É claro que as lesões desempenharam um papel importante, assim como a falta de atividade competitiva nas transferências de Levy, que se concentrou no aqui e agora. Mas é preciso trabalhar com as ferramentas que nos são dadas, e Postecolgou deve ter conhecido as caraterísticas de Levy antes de se juntar a ele.
Recompensar um bom mês com mais um ano de potencial mau desempenho seria uma tolice.
Ange conquistou corações
Não se trata de ignorar o que ele conseguiu. Postecoglou merece agradecimentos, muitos aplausos e talvez até uma estátua no exterior do museu do clube com um balão de bronze onde se lê "Amigo"; no entanto, outra época ao leme parece demasiado arriscada.

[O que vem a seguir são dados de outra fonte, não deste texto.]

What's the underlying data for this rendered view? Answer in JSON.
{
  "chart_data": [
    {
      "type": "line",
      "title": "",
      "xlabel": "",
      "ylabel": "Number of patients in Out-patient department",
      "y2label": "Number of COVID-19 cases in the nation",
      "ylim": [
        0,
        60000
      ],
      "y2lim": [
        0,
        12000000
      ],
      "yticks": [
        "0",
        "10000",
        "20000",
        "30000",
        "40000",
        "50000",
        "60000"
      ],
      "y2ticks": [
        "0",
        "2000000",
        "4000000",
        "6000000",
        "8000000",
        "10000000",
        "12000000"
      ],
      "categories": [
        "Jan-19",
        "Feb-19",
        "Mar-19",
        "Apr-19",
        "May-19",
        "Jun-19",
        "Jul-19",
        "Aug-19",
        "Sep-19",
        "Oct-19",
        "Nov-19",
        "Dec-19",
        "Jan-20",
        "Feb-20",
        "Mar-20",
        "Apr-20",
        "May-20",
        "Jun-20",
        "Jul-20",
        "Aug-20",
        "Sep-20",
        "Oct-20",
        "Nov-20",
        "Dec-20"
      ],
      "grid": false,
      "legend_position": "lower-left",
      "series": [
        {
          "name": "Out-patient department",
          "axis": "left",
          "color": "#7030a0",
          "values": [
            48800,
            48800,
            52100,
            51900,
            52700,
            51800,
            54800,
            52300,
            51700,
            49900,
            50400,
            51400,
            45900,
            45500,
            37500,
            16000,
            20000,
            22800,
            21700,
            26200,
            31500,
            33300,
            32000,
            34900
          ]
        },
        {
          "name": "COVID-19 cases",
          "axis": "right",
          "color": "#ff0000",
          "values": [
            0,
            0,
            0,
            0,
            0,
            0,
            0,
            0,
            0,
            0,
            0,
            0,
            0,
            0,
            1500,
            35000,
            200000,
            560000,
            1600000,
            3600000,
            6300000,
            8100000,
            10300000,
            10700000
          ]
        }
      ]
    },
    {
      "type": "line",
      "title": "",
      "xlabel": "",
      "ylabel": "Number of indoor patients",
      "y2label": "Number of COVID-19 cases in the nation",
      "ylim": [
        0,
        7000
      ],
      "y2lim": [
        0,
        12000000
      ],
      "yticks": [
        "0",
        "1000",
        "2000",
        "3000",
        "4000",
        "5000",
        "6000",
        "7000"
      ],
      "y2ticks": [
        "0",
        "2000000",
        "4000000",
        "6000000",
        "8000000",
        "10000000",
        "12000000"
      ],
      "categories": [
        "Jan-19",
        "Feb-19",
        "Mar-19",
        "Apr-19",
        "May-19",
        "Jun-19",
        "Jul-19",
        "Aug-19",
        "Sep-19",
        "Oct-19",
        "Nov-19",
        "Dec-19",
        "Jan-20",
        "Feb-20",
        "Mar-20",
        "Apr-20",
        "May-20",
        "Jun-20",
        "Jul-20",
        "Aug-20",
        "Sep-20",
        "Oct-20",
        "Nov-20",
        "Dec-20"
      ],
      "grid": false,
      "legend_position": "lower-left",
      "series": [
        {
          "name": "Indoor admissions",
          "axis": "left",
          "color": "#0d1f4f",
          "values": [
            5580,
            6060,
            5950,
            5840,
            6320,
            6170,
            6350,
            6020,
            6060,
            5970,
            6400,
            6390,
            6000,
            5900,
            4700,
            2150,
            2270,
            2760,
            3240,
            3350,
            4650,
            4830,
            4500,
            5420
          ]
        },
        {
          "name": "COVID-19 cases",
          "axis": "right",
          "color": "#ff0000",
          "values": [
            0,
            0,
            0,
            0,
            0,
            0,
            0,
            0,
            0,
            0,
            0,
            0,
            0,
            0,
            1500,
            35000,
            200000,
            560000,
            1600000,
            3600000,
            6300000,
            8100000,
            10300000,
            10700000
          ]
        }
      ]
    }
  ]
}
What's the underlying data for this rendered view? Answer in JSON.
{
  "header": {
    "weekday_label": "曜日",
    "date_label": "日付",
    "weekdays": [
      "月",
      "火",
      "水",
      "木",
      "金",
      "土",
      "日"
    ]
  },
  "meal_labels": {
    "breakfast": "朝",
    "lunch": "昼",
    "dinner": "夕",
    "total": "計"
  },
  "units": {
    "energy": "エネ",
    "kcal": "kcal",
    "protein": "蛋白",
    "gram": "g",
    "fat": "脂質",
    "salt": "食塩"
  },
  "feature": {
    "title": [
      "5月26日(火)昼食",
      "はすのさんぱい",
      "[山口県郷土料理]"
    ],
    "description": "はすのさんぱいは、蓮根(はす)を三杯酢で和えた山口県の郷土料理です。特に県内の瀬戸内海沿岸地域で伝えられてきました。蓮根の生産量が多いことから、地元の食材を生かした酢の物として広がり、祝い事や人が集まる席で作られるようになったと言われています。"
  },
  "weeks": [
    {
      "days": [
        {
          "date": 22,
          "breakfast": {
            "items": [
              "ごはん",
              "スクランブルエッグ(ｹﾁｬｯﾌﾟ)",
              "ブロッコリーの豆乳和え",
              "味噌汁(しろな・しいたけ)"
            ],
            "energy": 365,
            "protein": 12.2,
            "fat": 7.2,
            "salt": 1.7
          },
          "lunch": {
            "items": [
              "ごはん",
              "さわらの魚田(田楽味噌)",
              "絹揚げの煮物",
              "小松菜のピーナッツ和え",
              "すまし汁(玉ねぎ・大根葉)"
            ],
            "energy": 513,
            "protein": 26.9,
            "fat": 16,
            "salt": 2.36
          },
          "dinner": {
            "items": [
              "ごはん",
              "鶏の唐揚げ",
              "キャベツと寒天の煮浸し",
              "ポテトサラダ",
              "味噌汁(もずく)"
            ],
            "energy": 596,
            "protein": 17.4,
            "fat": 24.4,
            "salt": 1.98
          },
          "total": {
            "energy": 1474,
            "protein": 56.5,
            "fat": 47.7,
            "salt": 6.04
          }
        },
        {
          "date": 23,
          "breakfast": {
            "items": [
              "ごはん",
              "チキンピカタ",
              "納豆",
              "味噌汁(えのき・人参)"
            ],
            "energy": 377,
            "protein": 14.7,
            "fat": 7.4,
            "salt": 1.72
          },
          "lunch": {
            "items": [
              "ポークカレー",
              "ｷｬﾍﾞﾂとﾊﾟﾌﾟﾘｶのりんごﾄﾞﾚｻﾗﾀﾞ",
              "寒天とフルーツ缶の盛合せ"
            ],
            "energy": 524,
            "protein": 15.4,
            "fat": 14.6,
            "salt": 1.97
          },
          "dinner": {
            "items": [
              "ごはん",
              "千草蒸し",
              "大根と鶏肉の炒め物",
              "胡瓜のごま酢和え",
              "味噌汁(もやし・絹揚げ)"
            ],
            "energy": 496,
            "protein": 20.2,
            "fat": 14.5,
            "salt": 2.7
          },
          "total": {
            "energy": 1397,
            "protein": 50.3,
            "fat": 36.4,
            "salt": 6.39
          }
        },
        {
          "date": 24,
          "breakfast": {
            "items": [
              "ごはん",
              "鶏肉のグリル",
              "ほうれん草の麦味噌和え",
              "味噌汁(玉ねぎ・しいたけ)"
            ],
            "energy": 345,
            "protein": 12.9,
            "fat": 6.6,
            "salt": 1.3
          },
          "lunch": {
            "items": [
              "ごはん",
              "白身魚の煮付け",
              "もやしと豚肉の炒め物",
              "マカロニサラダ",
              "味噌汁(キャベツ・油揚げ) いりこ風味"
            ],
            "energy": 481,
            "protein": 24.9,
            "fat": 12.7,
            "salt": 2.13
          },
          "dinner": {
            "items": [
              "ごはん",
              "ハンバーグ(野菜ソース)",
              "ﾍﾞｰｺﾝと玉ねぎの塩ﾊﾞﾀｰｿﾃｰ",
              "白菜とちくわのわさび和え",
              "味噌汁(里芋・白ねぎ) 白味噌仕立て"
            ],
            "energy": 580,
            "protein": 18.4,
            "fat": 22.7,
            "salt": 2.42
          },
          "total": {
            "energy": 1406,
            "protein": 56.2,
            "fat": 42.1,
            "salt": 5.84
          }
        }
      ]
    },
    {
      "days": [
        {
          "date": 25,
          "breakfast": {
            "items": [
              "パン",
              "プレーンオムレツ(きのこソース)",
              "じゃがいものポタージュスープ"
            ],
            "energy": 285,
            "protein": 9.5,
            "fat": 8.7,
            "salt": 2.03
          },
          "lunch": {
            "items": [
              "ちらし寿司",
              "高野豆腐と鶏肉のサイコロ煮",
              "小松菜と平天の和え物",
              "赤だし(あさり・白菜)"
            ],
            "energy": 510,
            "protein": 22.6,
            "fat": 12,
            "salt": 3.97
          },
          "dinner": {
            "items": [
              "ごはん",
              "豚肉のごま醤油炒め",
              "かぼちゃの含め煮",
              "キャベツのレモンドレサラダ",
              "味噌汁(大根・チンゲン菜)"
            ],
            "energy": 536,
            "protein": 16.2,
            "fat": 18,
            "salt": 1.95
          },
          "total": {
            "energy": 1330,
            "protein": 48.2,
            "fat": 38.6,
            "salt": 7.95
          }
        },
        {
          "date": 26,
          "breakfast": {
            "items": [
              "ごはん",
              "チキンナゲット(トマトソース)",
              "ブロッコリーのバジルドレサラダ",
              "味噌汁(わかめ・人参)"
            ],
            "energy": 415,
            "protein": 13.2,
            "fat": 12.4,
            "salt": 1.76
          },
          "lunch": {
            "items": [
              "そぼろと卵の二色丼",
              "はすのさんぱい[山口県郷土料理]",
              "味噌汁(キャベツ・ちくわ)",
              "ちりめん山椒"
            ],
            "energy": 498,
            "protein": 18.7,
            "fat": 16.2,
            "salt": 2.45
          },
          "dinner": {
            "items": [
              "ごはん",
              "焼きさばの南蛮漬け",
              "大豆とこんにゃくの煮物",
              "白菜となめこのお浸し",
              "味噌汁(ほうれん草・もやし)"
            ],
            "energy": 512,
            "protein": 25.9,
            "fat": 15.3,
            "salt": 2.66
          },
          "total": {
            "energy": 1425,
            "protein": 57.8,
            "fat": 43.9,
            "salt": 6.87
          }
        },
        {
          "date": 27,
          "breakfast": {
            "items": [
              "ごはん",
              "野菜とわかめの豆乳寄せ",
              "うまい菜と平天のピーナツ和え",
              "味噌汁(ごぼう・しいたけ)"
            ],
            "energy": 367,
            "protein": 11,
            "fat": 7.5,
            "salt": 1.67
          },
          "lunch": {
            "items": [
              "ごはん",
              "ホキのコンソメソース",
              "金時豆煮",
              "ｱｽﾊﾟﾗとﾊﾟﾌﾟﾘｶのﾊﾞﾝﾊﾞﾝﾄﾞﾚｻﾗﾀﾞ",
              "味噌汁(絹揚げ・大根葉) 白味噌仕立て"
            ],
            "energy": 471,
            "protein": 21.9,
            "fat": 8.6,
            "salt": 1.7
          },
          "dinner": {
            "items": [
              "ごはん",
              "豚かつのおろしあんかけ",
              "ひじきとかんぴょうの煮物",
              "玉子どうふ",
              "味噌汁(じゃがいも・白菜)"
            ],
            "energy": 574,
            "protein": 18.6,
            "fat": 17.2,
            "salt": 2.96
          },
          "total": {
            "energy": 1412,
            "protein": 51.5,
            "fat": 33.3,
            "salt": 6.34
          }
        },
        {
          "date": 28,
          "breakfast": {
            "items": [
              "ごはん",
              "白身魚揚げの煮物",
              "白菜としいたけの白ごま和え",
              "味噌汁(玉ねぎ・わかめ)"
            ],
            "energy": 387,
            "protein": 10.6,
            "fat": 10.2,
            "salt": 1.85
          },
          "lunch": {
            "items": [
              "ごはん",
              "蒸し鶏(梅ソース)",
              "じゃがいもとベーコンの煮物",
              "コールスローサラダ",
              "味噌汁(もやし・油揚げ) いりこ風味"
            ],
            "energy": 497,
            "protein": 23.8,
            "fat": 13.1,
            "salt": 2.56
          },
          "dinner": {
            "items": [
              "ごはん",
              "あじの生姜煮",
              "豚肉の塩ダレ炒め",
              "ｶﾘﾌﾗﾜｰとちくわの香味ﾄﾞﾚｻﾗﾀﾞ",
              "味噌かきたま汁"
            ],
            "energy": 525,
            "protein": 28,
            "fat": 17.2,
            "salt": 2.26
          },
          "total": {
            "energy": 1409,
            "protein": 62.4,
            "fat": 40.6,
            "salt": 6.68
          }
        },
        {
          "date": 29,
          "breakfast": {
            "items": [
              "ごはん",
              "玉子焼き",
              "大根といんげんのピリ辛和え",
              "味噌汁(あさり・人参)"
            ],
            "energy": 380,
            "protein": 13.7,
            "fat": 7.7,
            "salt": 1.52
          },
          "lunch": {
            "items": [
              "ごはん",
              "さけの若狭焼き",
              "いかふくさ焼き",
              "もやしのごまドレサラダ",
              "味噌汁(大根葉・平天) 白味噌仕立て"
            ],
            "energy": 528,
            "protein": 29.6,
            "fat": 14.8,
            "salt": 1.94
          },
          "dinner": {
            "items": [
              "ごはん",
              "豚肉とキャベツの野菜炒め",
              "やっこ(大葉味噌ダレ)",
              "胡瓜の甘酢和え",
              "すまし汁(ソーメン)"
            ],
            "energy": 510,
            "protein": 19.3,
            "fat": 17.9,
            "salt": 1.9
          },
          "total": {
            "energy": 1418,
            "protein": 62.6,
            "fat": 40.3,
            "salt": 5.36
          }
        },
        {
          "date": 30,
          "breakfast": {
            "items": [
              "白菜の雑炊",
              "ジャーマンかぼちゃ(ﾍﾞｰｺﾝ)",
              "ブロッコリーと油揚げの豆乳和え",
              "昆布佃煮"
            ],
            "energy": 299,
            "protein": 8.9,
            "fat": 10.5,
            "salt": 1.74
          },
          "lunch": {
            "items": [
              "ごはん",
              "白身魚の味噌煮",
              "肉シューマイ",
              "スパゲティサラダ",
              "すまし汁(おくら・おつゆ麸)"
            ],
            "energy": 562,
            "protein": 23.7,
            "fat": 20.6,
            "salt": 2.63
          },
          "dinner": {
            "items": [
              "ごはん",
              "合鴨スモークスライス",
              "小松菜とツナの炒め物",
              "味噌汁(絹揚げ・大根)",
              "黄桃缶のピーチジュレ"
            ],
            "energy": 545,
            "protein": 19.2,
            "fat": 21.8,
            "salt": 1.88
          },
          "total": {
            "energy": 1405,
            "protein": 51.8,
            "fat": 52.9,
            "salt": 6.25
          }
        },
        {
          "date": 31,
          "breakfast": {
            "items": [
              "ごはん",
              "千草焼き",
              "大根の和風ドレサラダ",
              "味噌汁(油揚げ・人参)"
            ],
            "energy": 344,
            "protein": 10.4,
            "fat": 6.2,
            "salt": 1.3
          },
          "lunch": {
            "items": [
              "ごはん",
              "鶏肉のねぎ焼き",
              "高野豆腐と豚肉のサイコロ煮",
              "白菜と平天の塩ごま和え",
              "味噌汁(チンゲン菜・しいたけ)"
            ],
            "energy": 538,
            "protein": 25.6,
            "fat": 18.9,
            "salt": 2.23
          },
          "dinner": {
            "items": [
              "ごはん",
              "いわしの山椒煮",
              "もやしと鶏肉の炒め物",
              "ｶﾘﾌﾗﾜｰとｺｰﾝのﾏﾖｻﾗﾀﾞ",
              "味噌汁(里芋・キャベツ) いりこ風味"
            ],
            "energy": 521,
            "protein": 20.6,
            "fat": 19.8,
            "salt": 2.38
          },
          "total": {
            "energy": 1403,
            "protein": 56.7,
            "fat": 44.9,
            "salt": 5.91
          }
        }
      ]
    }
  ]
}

Os Spurs - tanto o clube como os adeptos - talvez queiram ser implacáveis, não românticos. Porque se há uma coisa que os adeptos de futebol aprenderam com a saga de Erik Ten Hag, é que as piores reconstruções são aquelas que nunca começam.
Levy tem a oportunidade de aprender com o erro do United: não deixe que um troféu atrapalhe a sua visão.
Comece o próximo capítulo agora, com um treinador que pode construir em todas as competições (que agora milagrosamente inclui a Liga dos Campeões), e não apenas aproveitar a adrenalina da campanha anterior. O soufflé, infelizmente, já está vazio. O "Big Ange" ganhou as suas flores. Conquistou os corações dos adeptos dos Spurs para sempre. Agora tem o poder de fazer a maior queda de microfone da história do futebol inglês, depois de ter confirmado as suas afirmações de que "ganha sempre na segunda época".
Levy tem o troféu que pode fazer com que os grupos de adeptos e os manifestantes deixem de o incomodar por algum tempo, enquanto enche os seus cofres e os dos seus patrões com o dinheiro do prémio.
O que Levy deve fazer, no entanto, é apoiar o próximo técnico no que será, sem dúvida, uma janela de transferências agitada para o clube londrino, que tentará aumentar o que, pelo menos no papel, parece ser um elenco decente com alguns jovens excecionalmente talentosos.
Só não vale pedir conselhos a Sir Jim Ratcliffe sobre o que fazer.